Apple Help. We didn't really specifically touch on that in this session, but the help for Mac OS X is HTML based. And the session on Thursday, 145, Apple Help talks about both from a developer's point of view, how do you implement the Apple Help APIs within your application, but also from a content developer's point of view, how do you author HTML help? And what are some of the tricks of the trade in that respect? Session 144 isn't specifically tied to Aqua in terms of visual aspects of Aqua, but it ties into application packaging and document typing, which is a new behavior under 10 in a sense. It's new. You need to understand that as you do your applications on 10, and there's some tie-ins to Aqua there. And then the Aqua Feedback Forum. And Don mentioned that.
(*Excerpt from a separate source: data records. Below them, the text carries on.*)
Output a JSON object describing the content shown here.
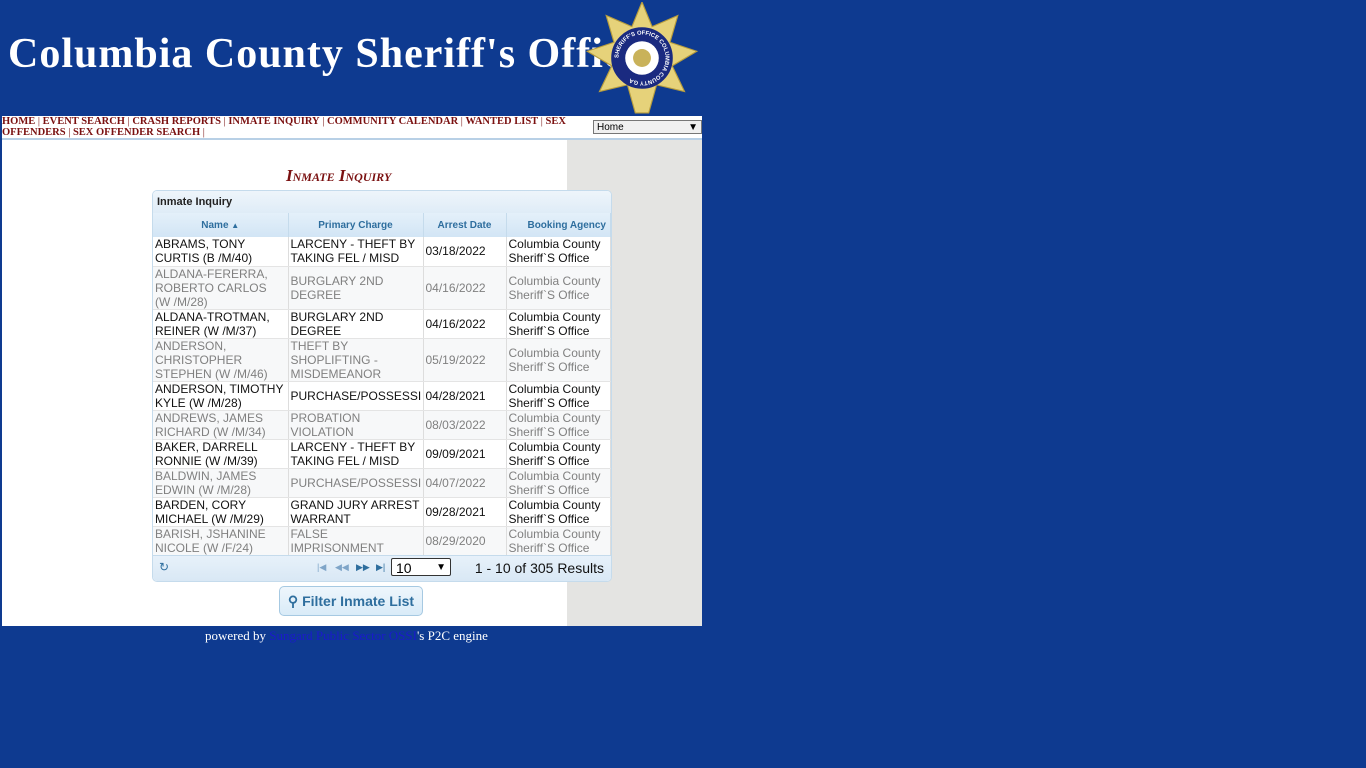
{
  "header": {
    "title": "Columbia County Sheriff's Office",
    "badge_text": "SHERIFF'S OFFICE COLUMBIA COUNTY GA"
  },
  "nav": {
    "items": [
      "HOME",
      "EVENT SEARCH",
      "CRASH REPORTS",
      "INMATE INQUIRY",
      "COMMUNITY CALENDAR",
      "WANTED LIST",
      "SEX OFFENDERS",
      "SEX OFFENDER SEARCH"
    ],
    "select_value": "Home"
  },
  "page_title": "Inmate Inquiry",
  "grid": {
    "caption": "Inmate Inquiry",
    "columns": [
      "Name",
      "Primary Charge",
      "Arrest Date",
      "Booking Agency"
    ],
    "sort": "Name ascending",
    "rows": [
      [
        "ABRAMS, TONY\nCURTIS (B /M/40)",
        "LARCENY - THEFT BY\nTAKING FEL / MISD",
        "03/18/2022",
        "Columbia County\nSheriff`S Office"
      ],
      [
        "ALDANA-FERERRA,\nROBERTO CARLOS\n(W /M/28)",
        "BURGLARY 2ND\nDEGREE",
        "04/16/2022",
        "Columbia County\nSheriff`S Office"
      ],
      [
        "ALDANA-TROTMAN,\nREINER (W /M/37)",
        "BURGLARY 2ND\nDEGREE",
        "04/16/2022",
        "Columbia County\nSheriff`S Office"
      ],
      [
        "ANDERSON,\nCHRISTOPHER\nSTEPHEN (W /M/46)",
        "THEFT BY\nSHOPLIFTING -\nMISDEMEANOR",
        "05/19/2022",
        "Columbia County\nSheriff`S Office"
      ],
      [
        "ANDERSON, TIMOTHY\nKYLE (W /M/28)",
        "PURCHASE/POSSESSI",
        "04/28/2021",
        "Columbia County\nSheriff`S Office"
      ],
      [
        "ANDREWS, JAMES\nRICHARD (W /M/34)",
        "PROBATION\nVIOLATION",
        "08/03/2022",
        "Columbia County\nSheriff`S Office"
      ],
      [
        "BAKER, DARRELL\nRONNIE (W /M/39)",
        "LARCENY - THEFT BY\nTAKING FEL / MISD",
        "09/09/2021",
        "Columbia County\nSheriff`S Office"
      ],
      [
        "BALDWIN, JAMES\nEDWIN (W /M/28)",
        "PURCHASE/POSSESSI",
        "04/07/2022",
        "Columbia County\nSheriff`S Office"
      ],
      [
        "BARDEN, CORY\nMICHAEL (W /M/29)",
        "GRAND JURY ARREST\nWARRANT",
        "09/28/2021",
        "Columbia County\nSheriff`S Office"
      ],
      [
        "BARISH, JSHANINE\nNICOLE (W /F/24)",
        "FALSE\nIMPRISONMENT",
        "08/29/2020",
        "Columbia County\nSheriff`S Office"
      ]
    ],
    "page_size": "10",
    "results": "1 - 10 of 305 Results"
  },
  "filter_button": "Filter Inmate List",
  "footer": {
    "prefix": "powered by ",
    "link": "Sungard Public Sector OSSI",
    "suffix": "'s P2C engine"
  },
  "colors": {
    "background": "#0e3a90",
    "title": "#7a1010",
    "grid_header": "#2e6e9e"
  }
}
What's really key about the Aqua Feedback Forum is you as a developer, you're adopting Aqua within your apps, those issues. And if you have issues about, well, I'm not sure how this is going to work, and what about this? Have you guys thought about this? That's the kind of feedback we're looking for. So it's really developer adoption issues relative to Aqua. So we look forward to you input there.

Specifically, who to contact at Apple to get more information about Aqua? I'm going to start at the bottom, first of all, with the email address, MacHI at Apple.com. That's an email address that's monitored by myself, by the human interface team, the Aqua design team, and a couple other people.

And really, if you've got developer adoption issues, or you've got some feedback you'd like to give us on DB4, as requested by Don, please send it to that email address. There's another general discussion list, which is Apple HI, Developer Adoption Issues. And if you've got any questions, please send it to us at db4.com.

And we have other developers at public.lists.apple.com. So that's just a general discussion forum for you to talk about Aqua issues and get other developers giving you some insight into issues around Aqua. And then sort of, I'm going through the list backwards. The last one, but first on this list, is myself.

My role here at Apple is User Experience Technology Manager, which means I'm really a broker of information between Apple and yourselves as developers, but also because I'm a developer. So I'm really a broker of information between you and Apple. So as you work through DB4, and as you work to bring your applications to 10 and do the right thing with Aqua and deliver a really awesome user experience, you may run into issues with the APIs that exist or whatever. And I'm really a good point of contact to come into Apple and say, hey, what about this? This is our issue. This is our situation.

Can you bring this to the HI team or to the high-level toolbox team or what have you? And so really use me as that resource. And the other thing I can do is work with you to understand the issues that you're having. So I can help you understand Aqua and help review your applications from a user experience point of view and help you determine whether you're doing things the right way, using the right metaphors. Are you internally consistent? All these sorts of HI-related things, I'm also a resource for that. So that's pretty much it for Session 140, Aqua Overview. Thank you for your attention, and we look forward to awesome apps on Mac OS X.